This hasn’t stopped tenants from embracing new, high-quality of space, however. Given the options on the table, and the need for environments that are both functional for workers and attractive to clients, many companies are willing to embrace the higher development costs.
“Office users are prioritizing flexible, functional spaces that support their corporate culture and help retain staff, over the per-square-foot cost of the space,” said Ashley Soames, a senior associate in Avison Young’s Lethbridge office. “Successful landlords are taking this shift in mentality into account and are actively investing in their spaces.”

Speculation stifled 

Upgrades have also been a point of interest in Winnipeg, where lobby improvements and the addition of onsite amenities have sought to make properties more appealing to tenants. But with vacancies continuing to rise, topping 14 per cent in the second quarter, many landlords are also offering generous improvement allowances to coax tenants into – and upgrade – older space.

Class C space currently averages about $20 a square foot, and with sky-high construction costs, many landlords are unwilling to undertake upgrades on spec because tenants always have a cheaper option.

“When new construction justifies $35 plus, you can see why there’s such a gap on even trying to refurbish some of these buildings,” says Sean Kliewer, senior vice-president with Colliers in Winnipeg. “When you have supply as an issue already, it makes it challenging. Why would a tenant do that?
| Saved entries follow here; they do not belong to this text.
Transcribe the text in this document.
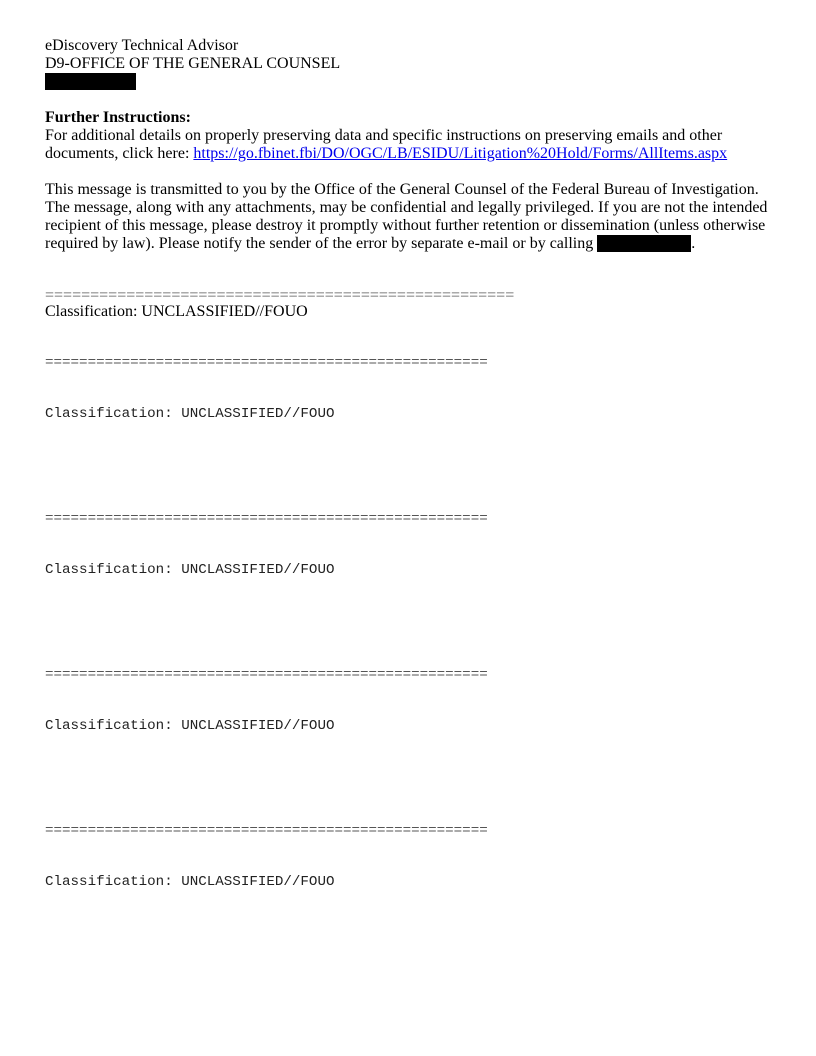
eDiscovery Technical Advisor
D9-OFFICE OF THE GENERAL COUNSEL
Further Instructions:
For additional details on properly preserving data and specific instructions on preserving emails and other
documents, click here: https://go.fbinet.fbi/DO/OGC/LB/ESIDU/Litigation%20Hold/Forms/AllItems.aspx
This message is transmitted to you by the Office of the General Counsel of the Federal Bureau of Investigation.
The message, along with any attachments, may be confidential and legally privileged. If you are not the intended
recipient of this message, please destroy it promptly without further retention or dissemination (unless otherwise
required by law). Please notify the sender of the error by separate e-mail or by calling	.
====================================================
Classification: UNCLASSIFIED//FOUO

====================================================

Classification: UNCLASSIFIED//FOUO

====================================================

Classification: UNCLASSIFIED//FOUO

====================================================

Classification: UNCLASSIFIED//FOUO

====================================================

Classification: UNCLASSIFIED//FOUO
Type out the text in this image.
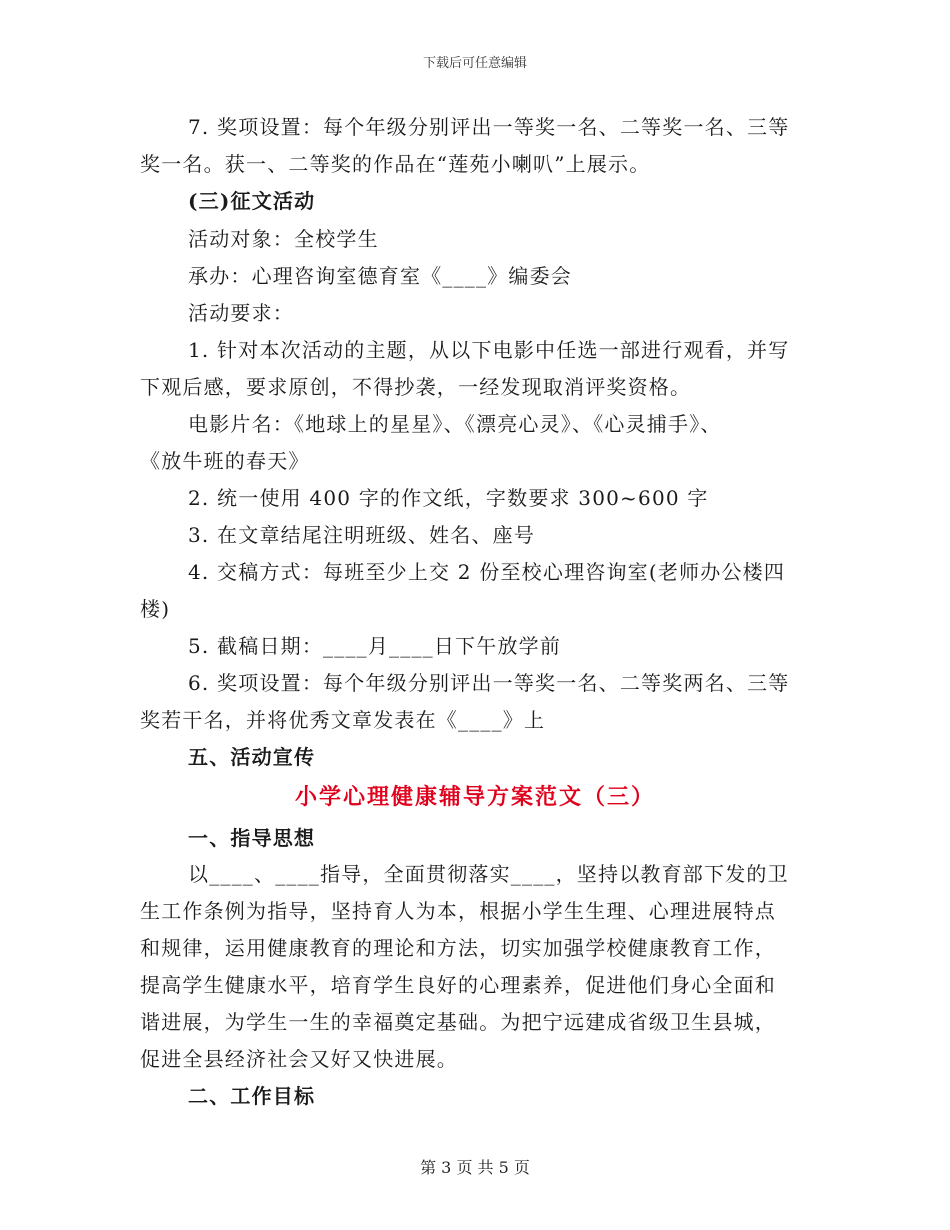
下载后可任意编辑
7. 奖项设置：每个年级分别评出一等奖一名、二等奖一名、三等
奖一名。获一、二等奖的作品在“莲苑小喇叭”上展示。
(三)征文活动
活动对象：全校学生
承办：心理咨询室德育室《____》编委会
活动要求：
1. 针对本次活动的主题，从以下电影中任选一部进行观看，并写
下观后感，要求原创，不得抄袭，一经发现取消评奖资格。
电影片名：《地球上的星星》、《漂亮心灵》、《心灵捕手》、
《放牛班的春天》
2. 统一使用 400 字的作文纸，字数要求 300~600 字
3. 在文章结尾注明班级、姓名、座号
4. 交稿方式：每班至少上交 2 份至校心理咨询室(老师办公楼四
楼)
5. 截稿日期：____月____日下午放学前
6. 奖项设置：每个年级分别评出一等奖一名、二等奖两名、三等
奖若干名，并将优秀文章发表在《____》上
五、活动宣传
小学心理健康辅导方案范文（三）
一、指导思想
以____、____指导，全面贯彻落实____，坚持以教育部下发的卫
生工作条例为指导，坚持育人为本，根据小学生生理、心理进展特点
和规律，运用健康教育的理论和方法，切实加强学校健康教育工作，
提高学生健康水平，培育学生良好的心理素养，促进他们身心全面和
谐进展，为学生一生的幸福奠定基础。为把宁远建成省级卫生县城，
促进全县经济社会又好又快进展。
二、工作目标
第 3 页 共 5 页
If they could pay $20 a square foot, why would they pay $35?”

Colliers believes the city needs a conversion and demolition incentive program similar to Calgary’s, supporting the removal of office buildings unsuitable for conversion, while supporting the development of space for alternative uses, including schools, hotels and housing.
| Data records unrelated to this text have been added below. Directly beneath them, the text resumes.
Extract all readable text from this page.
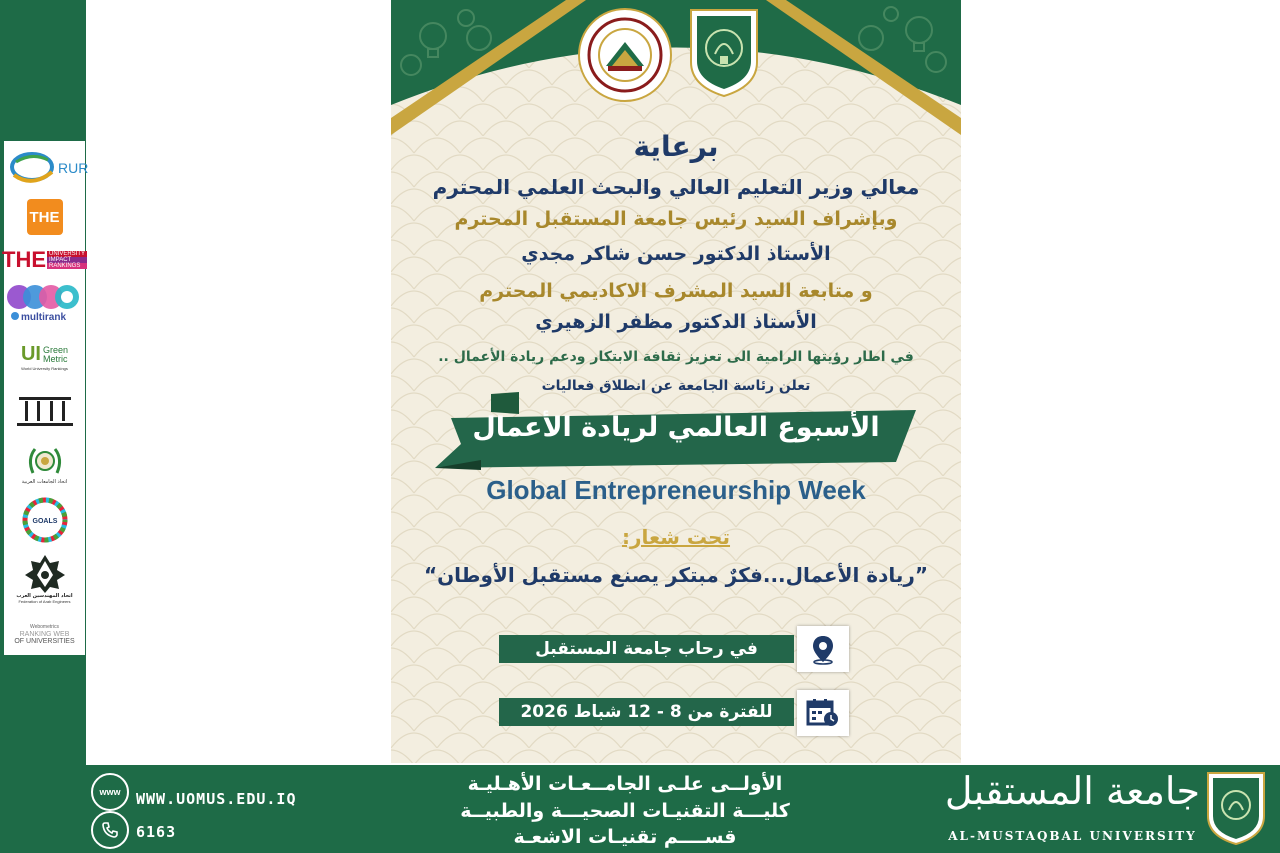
RUR
THE
THE UNIVERSITY
IMPACT
RANKINGS
multirank
UI Green
Metric
World University Rankings
اتحاد الجامعات العربية
GOALS
اتحاد المهندسين العرب
Federation of Arab Engineers
Webometrics
RANKING WEB
OF UNIVERSITIES
برعاية
معالي وزير التعليم العالي والبحث العلمي المحترم
وبإشراف السيد رئيس جامعة المستقبل المحترم
الأستاذ الدكتور حسن شاكر مجدي
و متابعة السيد المشرف الاكاديمي المحترم
الأستاذ الدكتور مظفر الزهيري
في اطار رؤيتها الرامية الى تعزيز ثقافة الابتكار ودعم ريادة الأعمال ..
تعلن رئاسة الجامعة عن انطلاق فعاليات
الأسبوع العالمي لريادة الأعمال
Global Entrepreneurship Week
تحت شعار:
”ريادة الأعمال...فكرٌ مبتكر يصنع مستقبل الأوطان“
في رحاب جامعة المستقبل
للفترة من 8 - 12 شباط 2026
www WWW.UOMUS.EDU.IQ
6163
الأولــى علـى الجامــعـات الأهـليـة
كليـــة التقنيـات الصحيـــة والطبيــة
قســــم تقنيـات الاشعـة
جامعة المستقبل
AL-MUSTAQBAL UNIVERSITY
Kliewer says construction costs will be key to addressing the issue of older space in the city, which some say could drag on vacancies for up to a decade.

“The construction is going to be key to how this resolves itself, because I know some developers and other people are just sitting on the sidelines until Contractor A, B, and C get a little bit more reasonable,” Kliewer said. “The numbers just don’t make sense, so there’s going to be a pause.”